Parents, teachers and other residents had three ways to follow Lordsburg Municipal Schools’ Board of Education meeting at 6 p.m. Monday, April 20, at 401 W. 4th Street in Lordsburg: in person, through the district’s YouTube streams page, or by sending public comments to boardcomments@lmsed.org by 4 p.m. the same day. The district’s website listed John Plowman and Fabian De La O among the board members, with Plowman’s term shown as expiring in 2025 and De La O’s in 2027.
That access mattered because school boards are where decisions on staffing, budgets, calendar changes, policy updates and facility issues usually move forward. Even without a full agenda attached to the notice, the meeting was the place where the district could have discussed matters that directly shape classrooms, employee workloads and student services across the small Hidalgo County district.
The emphasis on livestreaming and written public comment also lined up with state open-meeting rules.
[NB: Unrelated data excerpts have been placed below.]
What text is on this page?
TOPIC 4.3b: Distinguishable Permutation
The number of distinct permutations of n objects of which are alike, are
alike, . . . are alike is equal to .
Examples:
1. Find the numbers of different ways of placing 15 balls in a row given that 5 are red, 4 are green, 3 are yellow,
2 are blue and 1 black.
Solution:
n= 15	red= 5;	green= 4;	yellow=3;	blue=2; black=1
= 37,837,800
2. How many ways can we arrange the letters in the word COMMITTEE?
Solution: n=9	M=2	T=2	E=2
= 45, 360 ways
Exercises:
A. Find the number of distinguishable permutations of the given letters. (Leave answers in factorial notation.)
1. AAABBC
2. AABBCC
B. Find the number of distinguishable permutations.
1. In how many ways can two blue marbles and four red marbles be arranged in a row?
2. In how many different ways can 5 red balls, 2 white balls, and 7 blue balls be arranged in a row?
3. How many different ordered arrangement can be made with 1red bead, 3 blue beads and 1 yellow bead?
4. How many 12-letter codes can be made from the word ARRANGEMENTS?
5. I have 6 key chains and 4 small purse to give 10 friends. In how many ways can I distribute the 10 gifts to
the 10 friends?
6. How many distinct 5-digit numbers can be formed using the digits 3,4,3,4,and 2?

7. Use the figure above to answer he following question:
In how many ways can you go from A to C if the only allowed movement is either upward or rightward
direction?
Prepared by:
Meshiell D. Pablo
New Mexico’s Open Meetings Act says policymaking bodies must meet in public, and a 2024 legislative bill on school board webcasting called for live audio and video available through the district website, along with a way for the public to submit written or verbal comments. Lordsburg Municipal Schools has used nearly identical livestream and email-comment language before, including notices for March 16, 2026, and Oct. 20, 2025, showing the district has turned that access into a standing practice.
The timing fit a busy stretch on the district calendar. On April 20, the events page also listed a baseball game against Capitan at Dugan-Tarango Middle School. Two days later, April 23, the calendar showed a PLC early-release day and the Maverick Track Richard Moore Invite at Maverick Stadium. That cluster of events underscored how quickly board business, athletics and end-of-year scheduling can overlap as the school year heads toward its final weeks.
The district’s broader online feed also continued to push student-facing information, including Western New Mexico University dual-credit registration for students in grades 9 through 12, with a $90 online fee per class. Taken together, the board notice, livestream option and calendar updates showed a small district trying to keep governance visible while daily school operations moved at full speed.